DISCO Verification: Division of Input Space into COnvex polytopes for
neural network verification
- URL: http://arxiv.org/abs/2105.07776v1
- Date: Mon, 17 May 2021 12:40:51 GMT
- Title: DISCO Verification: Division of Input Space into COnvex polytopes for
neural network verification
- Authors: Julien Girard-Satabin (LIST, TAU), Aymeric Varasse (LIST), Marc
Schoenauer (TAU), Guillaume Charpiat (TAU), Zakaria Chihani (LIST)
- Abstract summary: The impressive results of modern neural networks partly come from their non linear behaviour.
We propose a method to simplify the verification problem by operating a partitionning into multiple linear subproblems.

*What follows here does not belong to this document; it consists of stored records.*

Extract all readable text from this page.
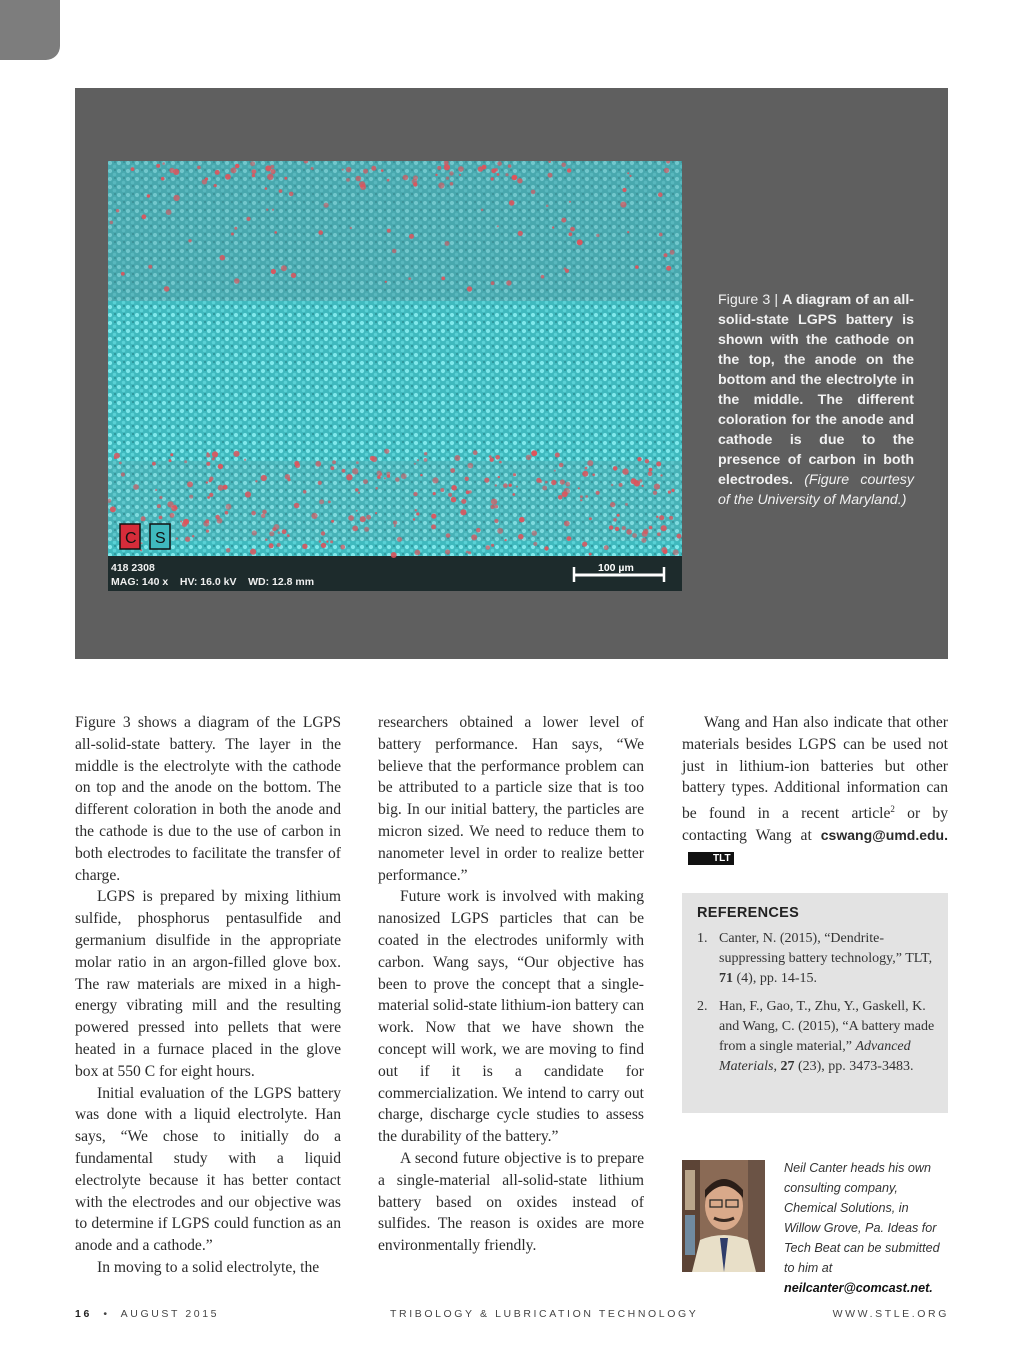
C S
418 2308
MAG: 140 x    HV: 16.0 kV    WD: 12.8 mm
100 µm
Figure 3 | A diagram of an all-solid-state LGPS battery is shown with the cathode on the top, the anode on the bottom and the electrolyte in the middle. The different coloration for the anode and cathode is due to the presence of carbon in both electrodes. (Figure courtesy of the University of Maryland.)

Figure 3 shows a diagram of the LGPS all-solid-state battery. The layer in the middle is the electrolyte with the cathode on top and the anode on the bottom. The different coloration in both the anode and the cathode is due to the use of carbon in both electrodes to facilitate the transfer of charge.

LGPS is prepared by mixing lithium sulfide, phosphorus pentasulfide and germanium disulfide in the appropriate molar ratio in an argon-filled glove box. The raw materials are mixed in a high-energy vibrating mill and the resulting powered pressed into pellets that were heated in a furnace placed in the glove box at 550 C for eight hours.

Initial evaluation of the LGPS battery was done with a liquid electrolyte. Han says, “We chose to initially do a fundamental study with a liquid electrolyte because it has better contact with the electrodes and our objective was to determine if LGPS could function as an anode and a cathode.”

In moving to a solid electrolyte, the

researchers obtained a lower level of battery performance. Han says, “We believe that the performance problem can be attributed to a particle size that is too big. In our initial battery, the particles are micron sized. We need to reduce them to nanometer level in order to realize better performance.”

Future work is involved with making nanosized LGPS particles that can be coated in the electrodes uniformly with carbon. Wang says, “Our objective has been to prove the concept that a single-material solid-state lithium-ion battery can work. Now that we have shown the concept will work, we are moving to find out if it is a candidate for commercialization. We intend to carry out charge, discharge cycle studies to assess the durability of the battery.”

A second future objective is to prepare a single-material all-solid-state lithium battery based on oxides instead of sulfides. The reason is oxides are more environmentally friendly.

Wang and Han also indicate that other materials besides LGPS can be used not just in lithium-ion batteries but other battery types. Additional information can be found in a recent article$^2$ or by contacting Wang at cswang@umd.edu.TLT

REFERENCES
1. Canter, N. (2015), “Dendrite-suppressing battery technology,” TLT, 71 (4), pp. 14-15.
2. Han, F., Gao, T., Zhu, Y., Gaskell, K. and Wang, C. (2015), “A battery made from a single material,” Advanced Materials, 27 (23), pp. 3473-3483.
Neil Canter heads his own consulting company, Chemical Solutions, in Willow Grove, Pa. Ideas for Tech Beat can be submitted to him at neilcanter@comcast.net.
16 • AUGUST 2015	TRIBOLOGY & LUBRICATION TECHNOLOGY	WWW.STLE.ORG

We also present the impact of a technique aiming at reducing the number of linear regions during training.
- Score: 0.0
- License: http://arxiv.org/licenses/nonexclusive-distrib/1.0/
- Abstract: The impressive results of modern neural networks partly come from their non
linear behaviour. Unfortunately, this property makes it very difficult to apply
formal verification tools, even if we restrict ourselves to networks with a
piecewise linear structure. However, such networks yields subregions that are
linear and thus simpler to analyse independently. In this paper, we propose a
method to simplify the verification problem by operating a partitionning into
multiple linear subproblems. To evaluate the feasibility of such an approach,
we perform an empirical analysis of neural networks to estimate the number of
linear regions, and compare them to the bounds currently known. We also present
the impact of a technique aiming at reducing the number of linear regions
during training.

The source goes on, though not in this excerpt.